Since the flow of water within rotary aggregate washing and classification system 110 is generally opposite the movement of aggregate, and is unidirectional, fresh water must be continually provided at water inlets 144-146, and will continually be taken from water outlet 125. While it is conceivable in certain environments and climates to draw from a clean fresh water source such as a lake, pond, reservoir, or even flooded quarry, in other instances it will be preferable to provide a separate holding pond or tank exterior to rotary aggregate washing and classification system 110, into which effluent from flow 182 will pass, and be allowed to settle. In turn, such holding tank or pond will then be drawn from, at different location, to pump back into water inlets 144-146. In yet a third conceived alternative, in some instances it may still be preferred to provide a recirculating pump similar to pump 61 of FIG. 1. In this instance, the recirculating pump will most preferably draw adjacent to motor 139, and pump the water back into flow 179 adjacent rock chamber 141.

A third significant change between the two embodiments is found in rock receiver 140. As shown in FIG. 2, rock receiver 140 includes three separate and free-standing rock chambers 141-143, each which are preferably supported upon a scale, thereby keeping the chambers separate from fixed components within rotary aggregate washing and classification system 110. Consequently, the weight of each may be measured independently, and so the amount of aggregate located therein may be determined. With this configuration, these rock chambers 141-143 may be devised to unload from the bottom into and through the underlying funnels. Once again, the amounts present, fill levels, and unloading may all be automatically or numerically controlled.

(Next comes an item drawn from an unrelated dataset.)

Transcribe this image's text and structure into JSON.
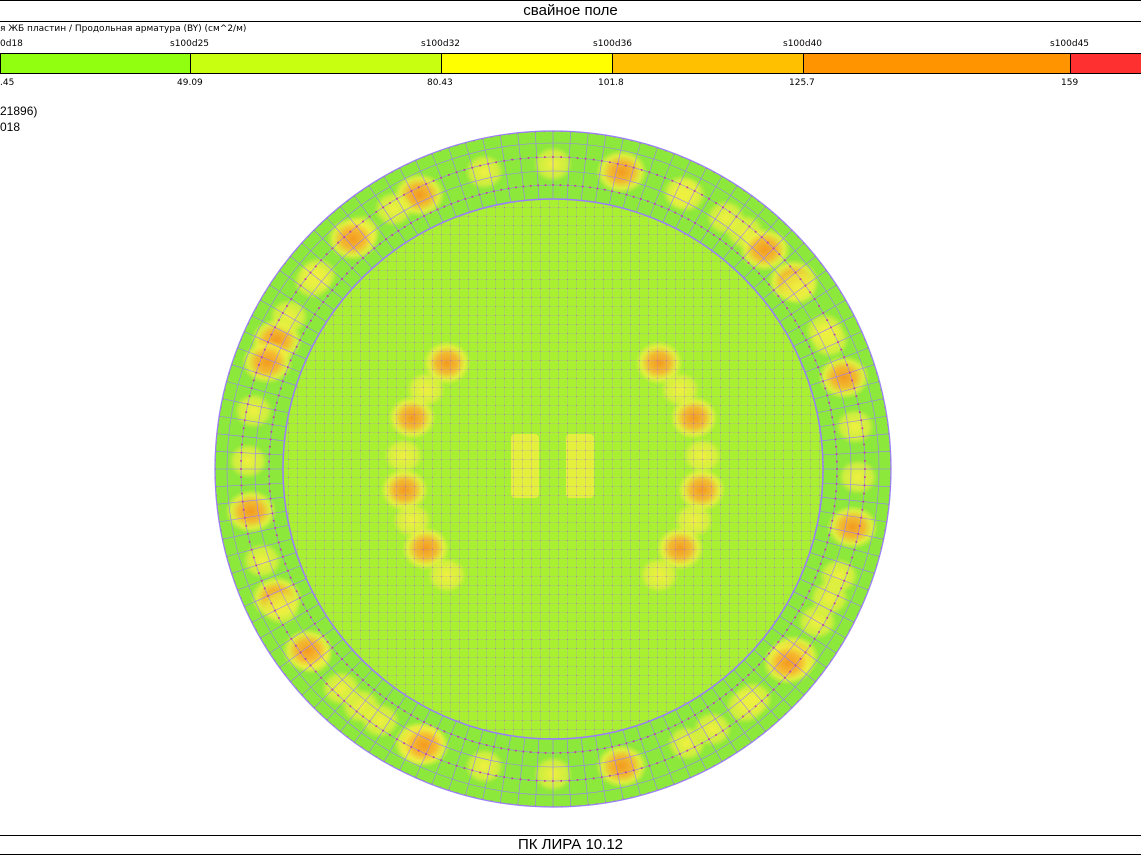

As discussed herein above, rotary aggregate washing and classification system 10 may be supported upon a wheel set, together with a base which may be used as a stand once rotary aggregate washing and classification system 10 is transported to a point of use. As mentioned herein above, most preferably rotary aggregate washing and classification system 10 is designed to be mobile. Transport will most preferably occur when rotary aggregate washing and classification system 10 is either nearly or completely empty, thereby reducing the weight upon a roadway and hazards associated with a heavy load. With the preferred configurations, each of the rotary aggregate washing and classification systems 10, 110 may be fully unloaded relatively easily prior to transport, simply by emptying each of the sand and rock funnels.

While the foregoing details what is felt to be the preferred embodiment of the invention, no material limitations to the scope of the claimed invention are intended. Further, features and design alternatives that would be obvious to one of ordinary skill in the art are considered to be incorporated herein. For exemplary purposes only, and specifically not limited solely thereto, rotary auger 130 is illustrated as being tilted slightly with respect to the top of rock receiver 140 and the water level W. However, rotary auger 130 could alternatively be fabricated to be parallel with the top of rock receiver 140, and the entire rotary aggregate washing and classification system 110 could then be tilted to achieve the same effect. Consequently, the scope of the invention is set forth and particularly described in the claims herein below.